Sin embargo, estaba solo en la fermette. Inexplicablemente, parecía que había sido su único ocupante en todo el tiempo que había pasado dentro. Y no obstante, estaba seguro de que alguien más había entrado. Había oído pasos, ¿no? El micrófono tenía que haberlos registrado, entre sus sollozos. Después lo comprobaría. Tal vez el viento, del que ahora no había ni rastro, había cerrado la puerta principal.

Atravesó las hierbas altas a trompicones de regreso a las construcciones de la granja. Seguía sin haber señal de Dan ni de Gabriel. Gritó sus nombres, si bien es cierto que débilmente. Cuando no obtuvo respuesta, localizó el resto de las bolsas con el equipo que había dejado junto al vano de la puerta del templo, cuyo interior fue incapaz de mirar ahora.
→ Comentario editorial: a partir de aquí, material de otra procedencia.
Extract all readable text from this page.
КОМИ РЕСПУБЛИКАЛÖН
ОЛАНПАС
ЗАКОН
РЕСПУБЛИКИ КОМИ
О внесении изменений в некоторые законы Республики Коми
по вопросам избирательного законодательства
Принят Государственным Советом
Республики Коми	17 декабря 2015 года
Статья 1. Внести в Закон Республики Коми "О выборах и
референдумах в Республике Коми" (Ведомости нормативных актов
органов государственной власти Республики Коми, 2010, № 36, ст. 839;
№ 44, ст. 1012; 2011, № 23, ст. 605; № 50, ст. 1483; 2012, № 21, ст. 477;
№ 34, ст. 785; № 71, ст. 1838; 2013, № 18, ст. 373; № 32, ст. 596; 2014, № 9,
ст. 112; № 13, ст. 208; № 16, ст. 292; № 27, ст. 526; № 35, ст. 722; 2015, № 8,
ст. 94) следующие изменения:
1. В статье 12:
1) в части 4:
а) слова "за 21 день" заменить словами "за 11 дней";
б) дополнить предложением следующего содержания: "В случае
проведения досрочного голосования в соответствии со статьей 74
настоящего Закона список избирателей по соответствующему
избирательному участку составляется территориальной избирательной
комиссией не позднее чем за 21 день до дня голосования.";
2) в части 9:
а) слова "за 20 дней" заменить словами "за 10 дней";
Arrastró las bolsas hasta los límites del patio y, farfullando atropelladamente para sí, emprendió la marcha por el prado cargado con el primer bulto del equipo de grabación, en dirección al bosquecillo.

Sólo cuando por fin se encontró entre los helechos y las ramas largas y débiles del bosquecillo con el segundo bulto del equipo, divisó en la lejanía una figura de gran estatura, erguida y con la cabeza agachada bajo el cielo crepuscular, acercándose desde la dirección que debía tomar para llegar hasta el coche.
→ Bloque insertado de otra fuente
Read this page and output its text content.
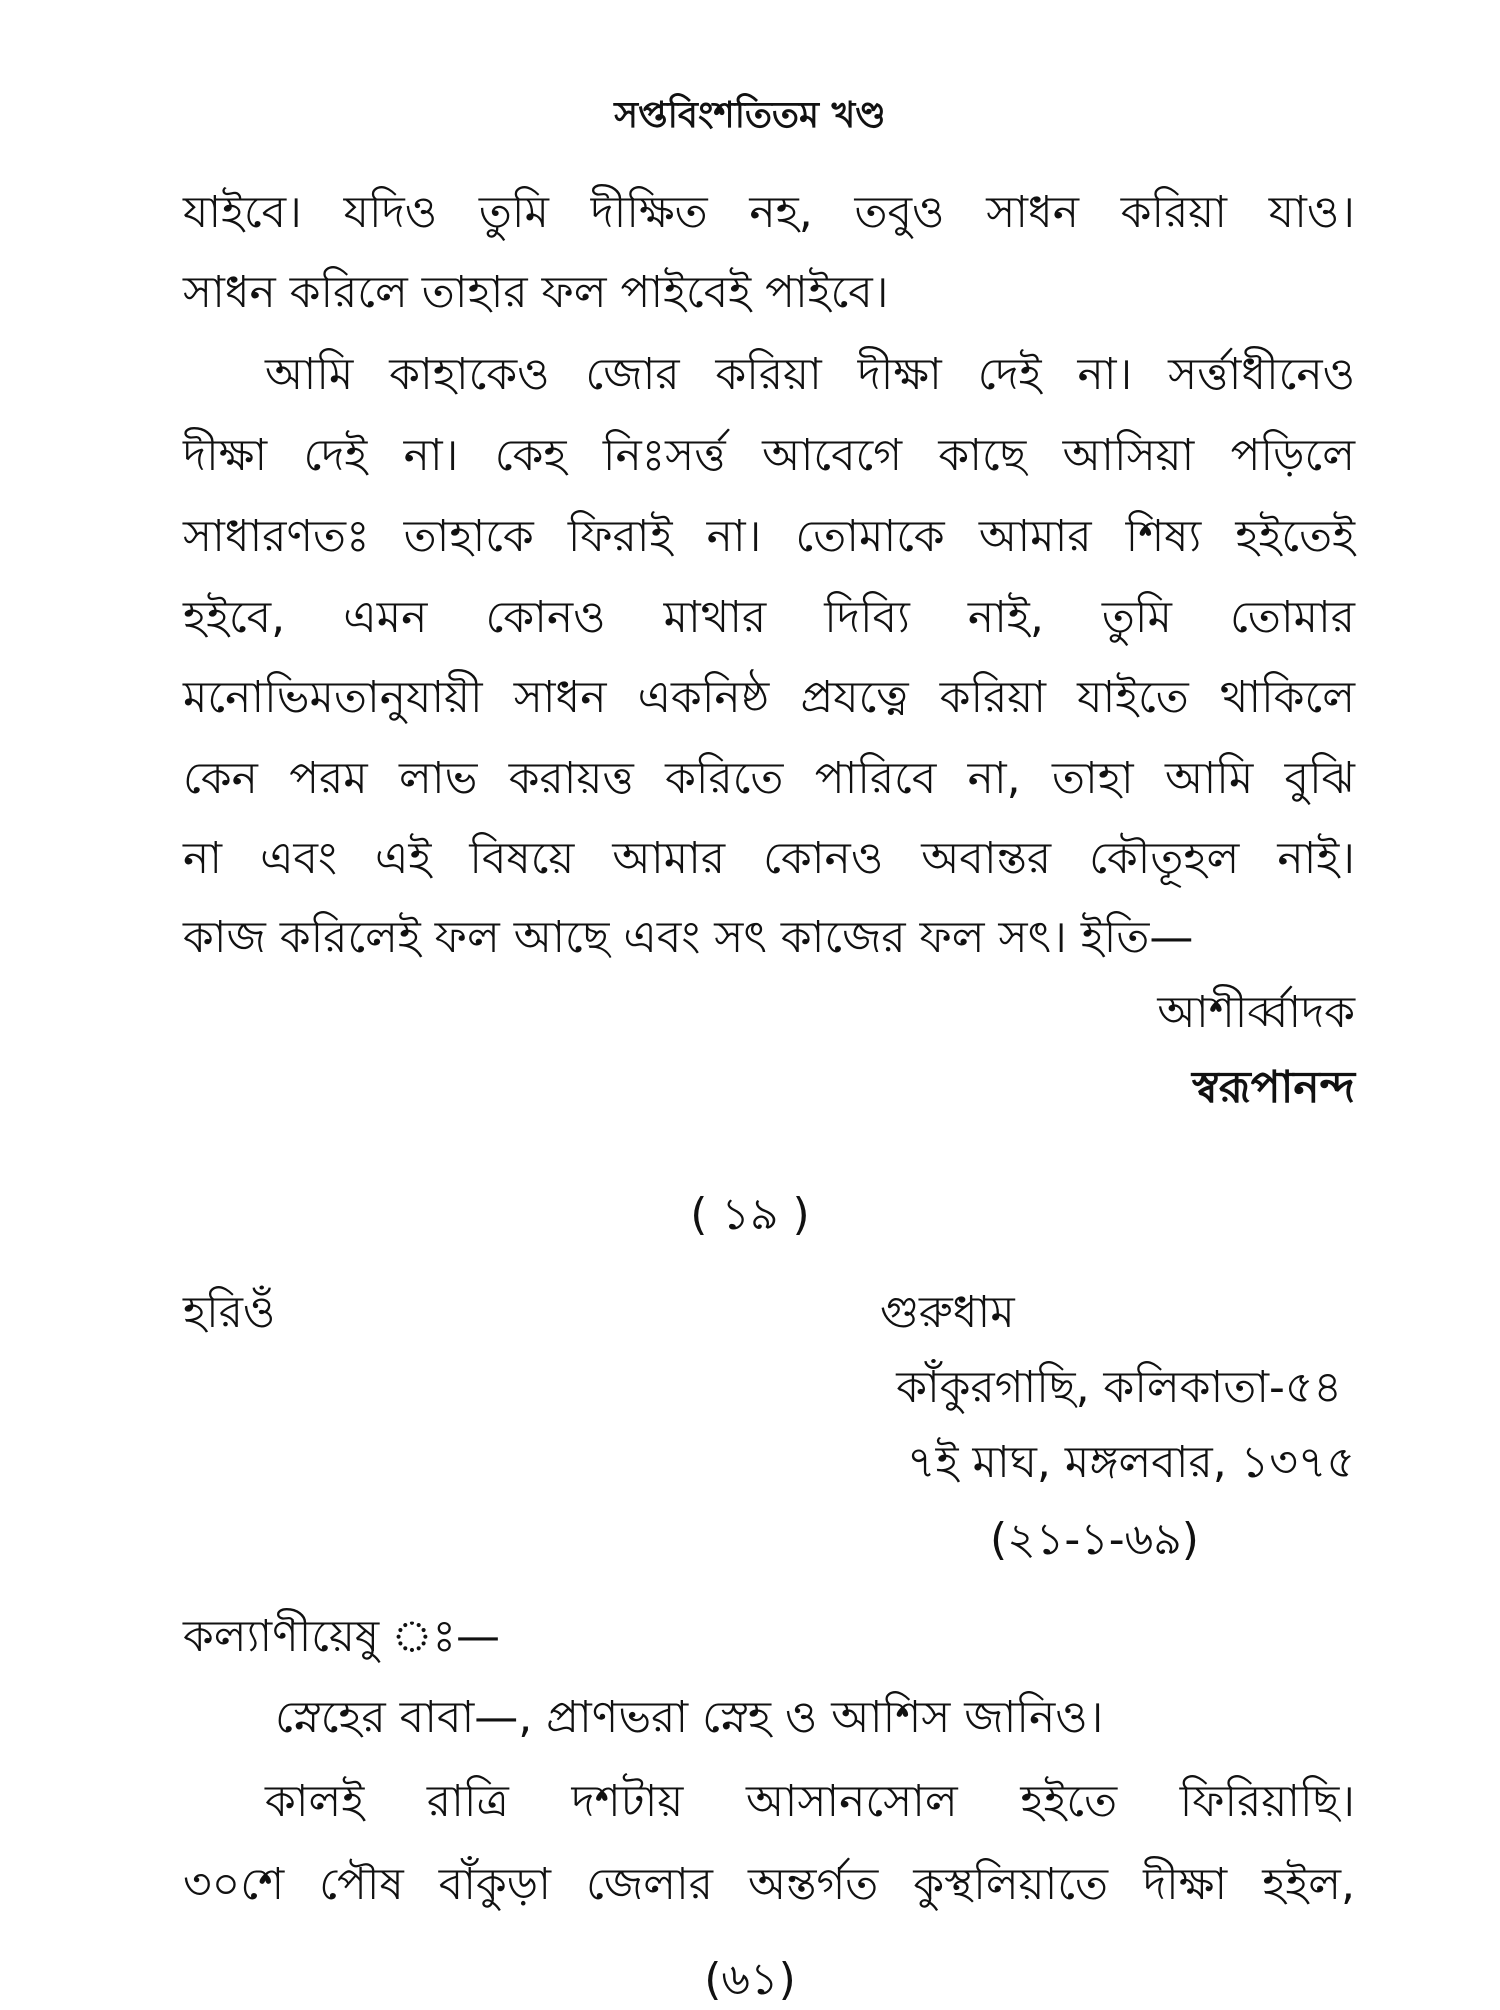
সপ্তবিংশতিতম খণ্ড
যাইবে। যদিও তুমি দীক্ষিত নহ, তবুও সাধন করিয়া যাও।
সাধন করিলে তাহার ফল পাইবেই পাইবে।
আমি কাহাকেও জোর করিয়া দীক্ষা দেই না। সর্ত্তাধীনেও
দীক্ষা দেই না। কেহ নিঃসর্ত্ত আবেগে কাছে আসিয়া পড়িলে
সাধারণতঃ তাহাকে ফিরাই না। তোমাকে আমার শিষ্য হইতেই
হইবে, এমন কোনও মাথার দিব্যি নাই, তুমি তোমার
মনোভিমতানুযায়ী সাধন একনিষ্ঠ প্রযত্নে করিয়া যাইতে থাকিলে
কেন পরম লাভ করায়ত্ত করিতে পারিবে না, তাহা আমি বুঝি
না এবং এই বিষয়ে আমার কোনও অবান্তর কৌতূহল নাই।
কাজ করিলেই ফল আছে এবং সৎ কাজের ফল সৎ। ইতি—
আশীর্ব্বাদক
স্বরূপানন্দ
( ১৯ )
হরিওঁ	গুরুধাম
কাঁকুরগাছি, কলিকাতা-৫৪
৭ই মাঘ, মঙ্গলবার, ১৩৭৫
(২১-১-৬৯)
কল্যাণীয়েষু ঃ—
স্নেহের বাবা—, প্রাণভরা স্নেহ ও আশিস জানিও।
কালই রাত্রি দশটায় আসানসোল হইতে ফিরিয়াছি।
৩০শে পৌষ বাঁকুড়া জেলার অন্তর্গত কুস্থলিয়াতে দীক্ষা হইল,
(৬১)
Y por un instante, demasiado asustado para moverse o respirar si quiera, Kyle permaneció inmóvil, incapaz de hacer otra cosa que no fuera mirar atentamente, atrapado entre la horripilante granja y la figura cuyos movimientos eran prácticamente imperceptibles. Se le pasó por la cabeza gritar. Hasta que descubrió que la figura que enfilaba por el prado era Dan. Sin embargo advirtió algo raro; porque Dan caminaba tan despacio que apenas avanzaba. Nunca levantaba la cabeza para despegar la mirada de los pies, como si estuviera examinando el suelo a conciencia.

—¡Dan! ¡Dan!

La lejana figura de su amigo alzó la cabeza y se detuvo. Y lo que Dan le gritó en respuesta le heló la sangre en las venas:

—¡No te muevas! ¡Quédate donde estás! ¡Hay trampas! —Dan parecía estar llorando, o intentando contener el llanto—. ¡Gabriel ha pisado una maldita trampa!